Выдающемуся музыканту исполняется 60 лет

По материалам: «Комсомольская Правда»

Ольга КУЧКИНА

03.11.2009
Счастливые Александр и Марина. Фото: PHOTOXPRESS

Накануне его юбилея произошло событие, которое уже определили как «величественное»: представление оперы «Мастер и Маргарита» - нового сочинения Градского в недостроенном театре Градского.

- Саша, мы знакомы с тобой двадцать лет...

- Больше.

- Какой подарок на день рождения был до сего дня тебе дороже всего?

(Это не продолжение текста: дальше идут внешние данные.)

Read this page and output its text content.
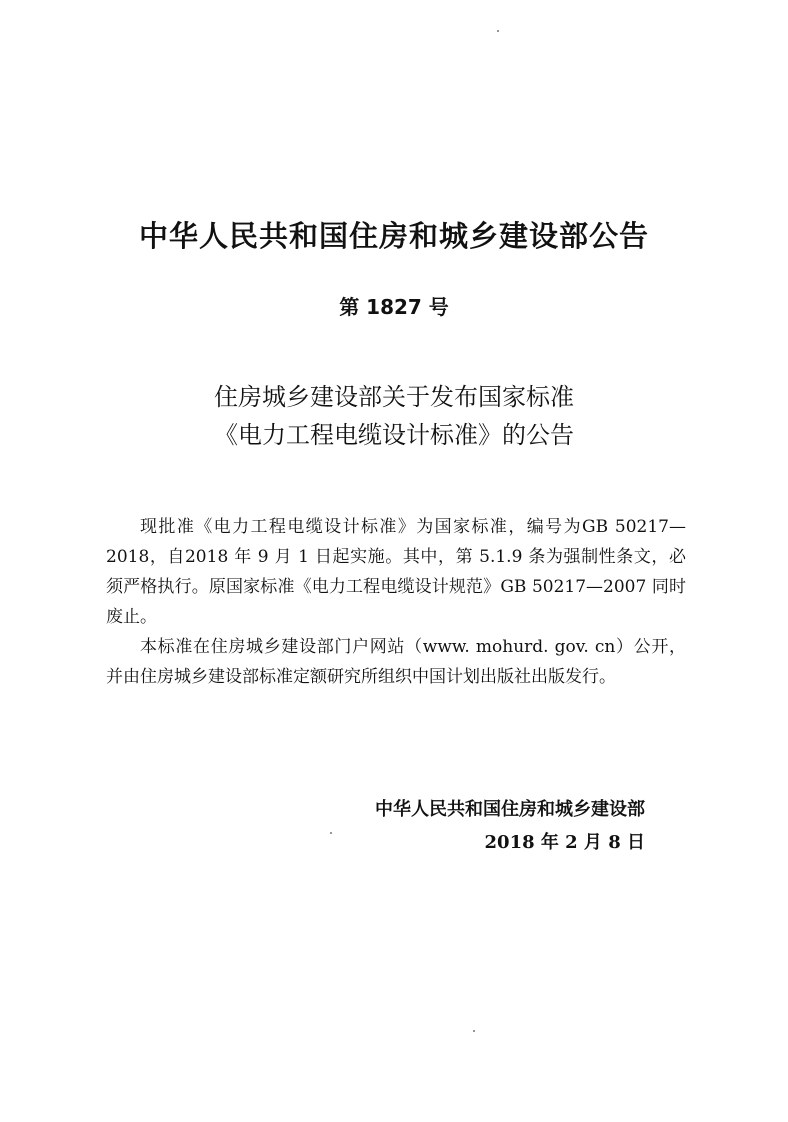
中华人民共和国住房和城乡建设部公告
第 1827 号
住房城乡建设部关于发布国家标准
《电力工程电缆设计标准》的公告

现批准《电力工程电缆设计标准》为国家标准，编号为GB 50217—2018，自2018 年 9 月 1 日起实施。其中，第 5.1.9 条为强制性条文，必须严格执行。原国家标准《电力工程电缆设计规范》GB 50217—2007 同时废止。

本标准在住房城乡建设部门户网站（www. mohurd. gov. cn）公开，并由住房城乡建设部标准定额研究所组织中国计划出版社出版发行。

中华人民共和国住房和城乡建设部
2018 年 2 月 8 日
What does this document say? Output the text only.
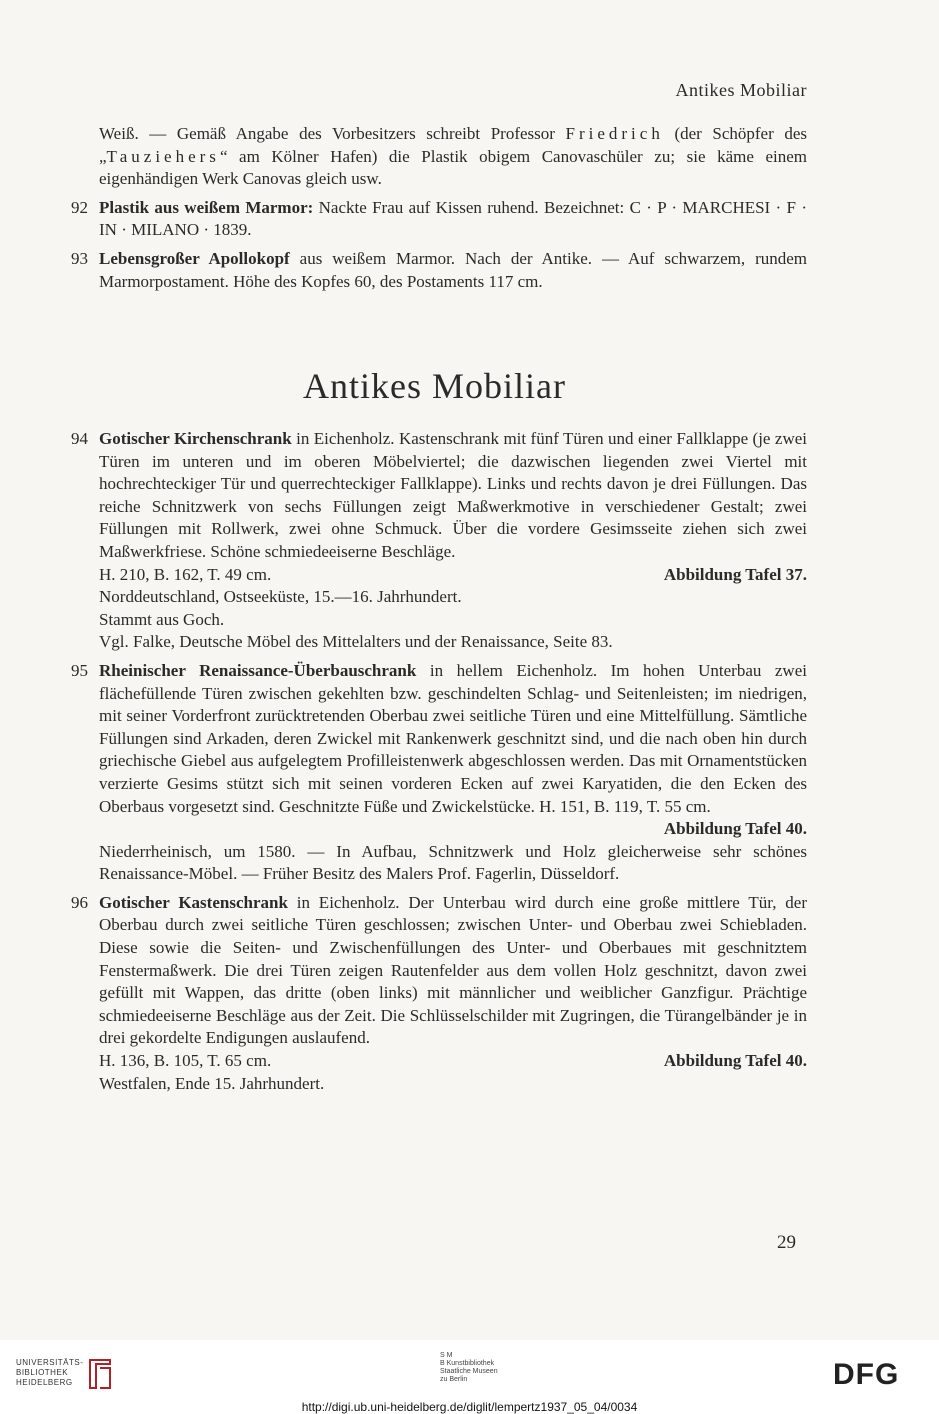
Antikes Mobiliar

Weiß. — Gemäß Angabe des Vorbesitzers schreibt Professor Friedrich (der Schöpfer des „Tauziehers“ am Kölner Hafen) die Plastik obigem Canovaschüler zu; sie käme einem eigenhändigen Werk Canovas gleich usw.

92 Plastik aus weißem Marmor: Nackte Frau auf Kissen ruhend. Bezeichnet: C · P · MARCHESI · F · IN · MILANO · 1839.
93 Lebensgroßer Apollokopf aus weißem Marmor. Nach der Antike. — Auf schwarzem, rundem Marmorpostament. Höhe des Kopfes 60, des Postaments 117 cm.
Antikes Mobiliar
94 Gotischer Kirchenschrank in Eichenholz. Kastenschrank mit fünf Türen und einer Fallklappe (je zwei Türen im unteren und im oberen Möbelviertel; die dazwischen liegenden zwei Viertel mit hochrechteckiger Tür und querrechteckiger Fallklappe). Links und rechts davon je drei Füllungen. Das reiche Schnitzwerk von sechs Füllungen zeigt Maßwerkmotive in verschiedener Gestalt; zwei Füllungen mit Rollwerk, zwei ohne Schmuck. Über die vordere Gesimsseite ziehen sich zwei Maßwerkfriese. Schöne schmiedeeiserne Beschläge.
H. 210, B. 162, T. 49 cm.	Abbildung Tafel 37.
Norddeutschland, Ostseeküste, 15.—16. Jahrhundert.
Stammt aus Goch.
Vgl. Falke, Deutsche Möbel des Mittelalters und der Renaissance, Seite 83.
95 Rheinischer Renaissance-Überbauschrank in hellem Eichenholz. Im hohen Unterbau zwei flächefüllende Türen zwischen gekehlten bzw. geschindelten Schlag- und Seitenleisten; im niedrigen, mit seiner Vorderfront zurücktretenden Oberbau zwei seitliche Türen und eine Mittelfüllung. Sämtliche Füllungen sind Arkaden, deren Zwickel mit Rankenwerk geschnitzt sind, und die nach oben hin durch griechische Giebel aus aufgelegtem Profilleistenwerk abgeschlossen werden. Das mit Ornamentstücken verzierte Gesims stützt sich mit seinen vorderen Ecken auf zwei Karyatiden, die den Ecken des Oberbaus vorgesetzt sind. Geschnitzte Füße und Zwickelstücke. H. 151, B. 119, T. 55 cm.
Abbildung Tafel 40.
Niederrheinisch, um 1580. — In Aufbau, Schnitzwerk und Holz gleicherweise sehr schönes Renaissance-Möbel. — Früher Besitz des Malers Prof. Fagerlin, Düsseldorf.
96 Gotischer Kastenschrank in Eichenholz. Der Unterbau wird durch eine große mittlere Tür, der Oberbau durch zwei seitliche Türen geschlossen; zwischen Unter- und Oberbau zwei Schiebladen. Diese sowie die Seiten- und Zwischenfüllungen des Unter- und Oberbaues mit geschnitztem Fenstermaßwerk. Die drei Türen zeigen Rautenfelder aus dem vollen Holz geschnitzt, davon zwei gefüllt mit Wappen, das dritte (oben links) mit männlicher und weiblicher Ganzfigur. Prächtige schmiedeeiserne Beschläge aus der Zeit. Die Schlüsselschilder mit Zugringen, die Türangelbänder je in drei gekordelte Endigungen auslaufend.
H. 136, B. 105, T. 65 cm.	Abbildung Tafel 40.
Westfalen, Ende 15. Jahrhundert.
29
UNIVERSITÄTS-
BIBLIOTHEK
HEIDELBERG
S M
B Kunstbibliothek
Staatliche Museen
zu Berlin	DFG
http://digi.ub.uni-heidelberg.de/diglit/lempertz1937_05_04/0034
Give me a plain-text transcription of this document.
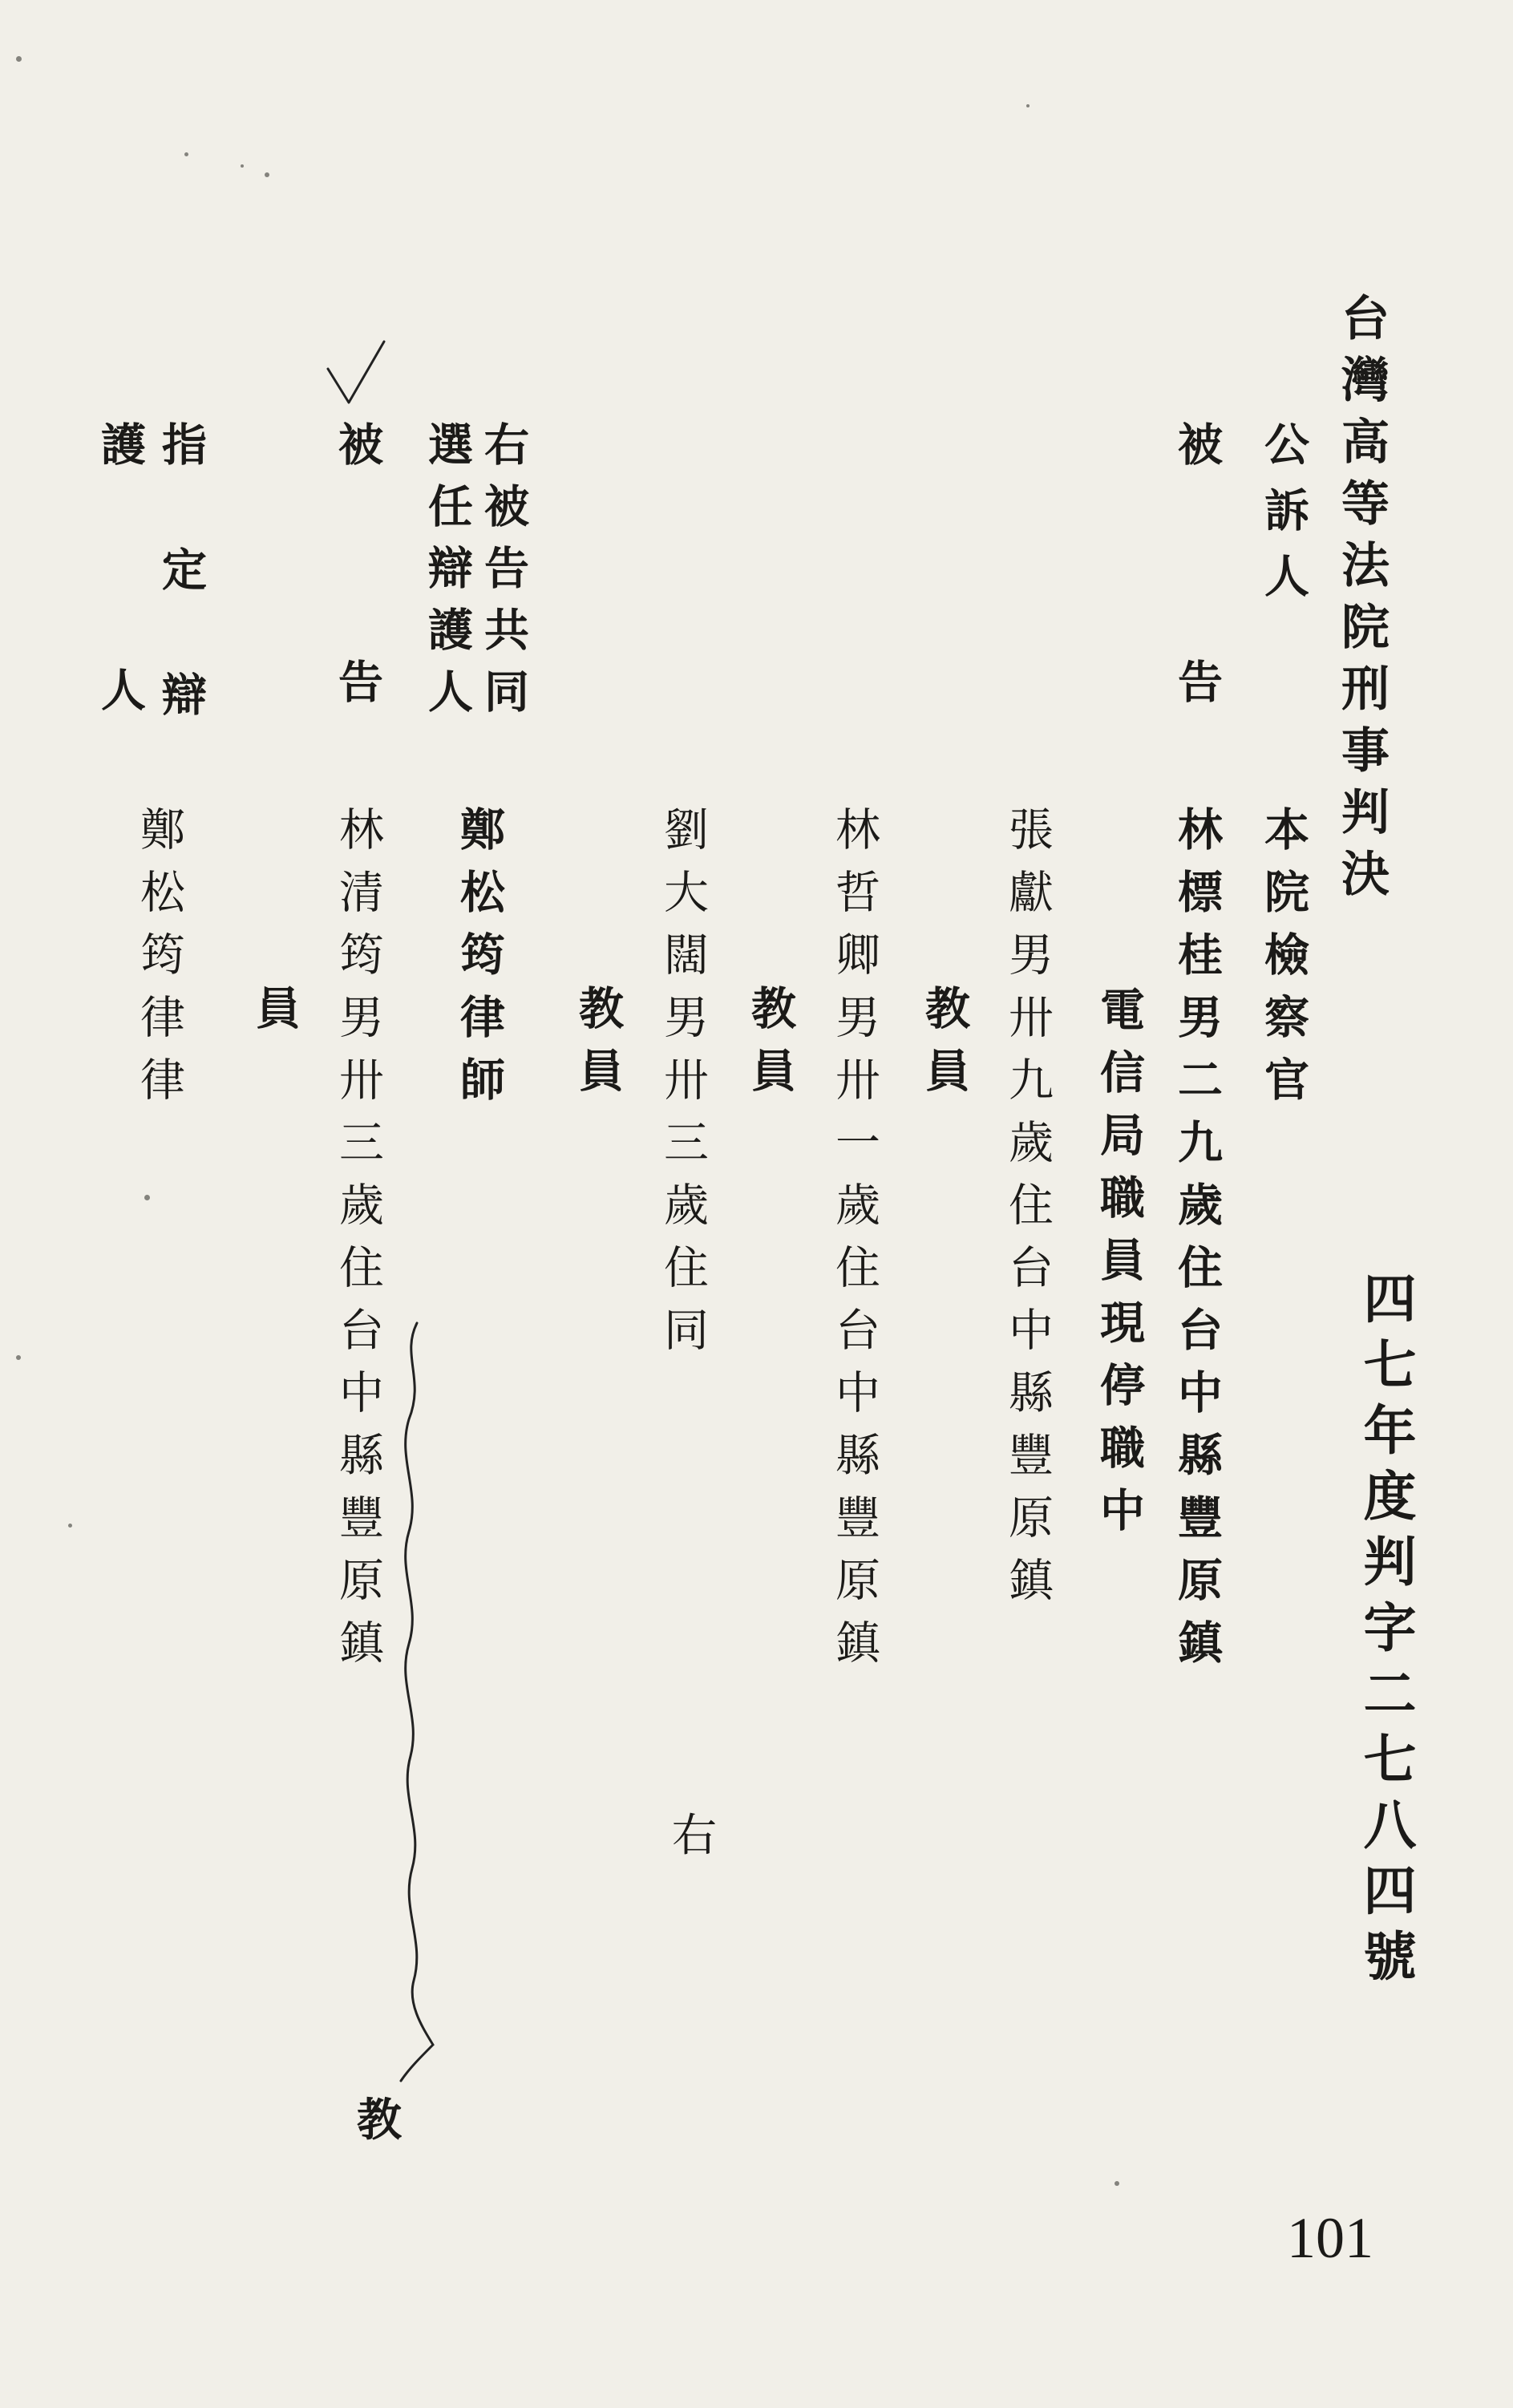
台灣高等法院刑事判決
四七年度判字二七八四號
公訴人
本院檢察官
被告
林標桂男二九歲住台中縣豐原鎮
電信局職員現停職中
張獻男卅九歲住台中縣豐原鎮
教員
林哲卿男卅一歲住台中縣豐原鎮
教員
劉大闊男卅三歲住同
教員
右
右被告共同
選任辯護人
鄭松筠律師
被告
林清筠男卅三歲住台中縣豐原鎮
員
教
指定辯
護人
鄭松筠律律
101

- Подарки я делал себе сам. Несколько раз у меня был психоз в этот день, потому что в день рождения я делал свои вечера. Каждый раз было много участников, надо было все организовать, но в конце удавалось получить некую толику наслаждения от того, что вроде все случилось. Лучшего подарка, чем освобождение от ужаса вот этого всего, я не знаю. Сначала человек сам себе создает ужас, а потом через препятствия...

- Через тернии к звездам?

- Просто в тот момент, когда все закончилось, вместо per aspera ad astra (в переводе с латыни - «через тернии к звездам». - Ред.) наливаешь рюмку коньяку, и становится так хорошо! Люди ходят, плывут тени, кто-то выносит цветы, кто-то говорит хорошие слова, ты ничего не понимаешь, все весело. Если при этом тебе дали лимон, совсем хорошо. Говорят, только русские закусывают лимоном коньяк...

- Я думала, лимон - миллион...

- Это маловероятно.

«НЕКОМУ БЫЛО ПЕТЬ БЕГЕМОТА. Я СПЕЛ И ЗА НЕГО ТОЖЕ»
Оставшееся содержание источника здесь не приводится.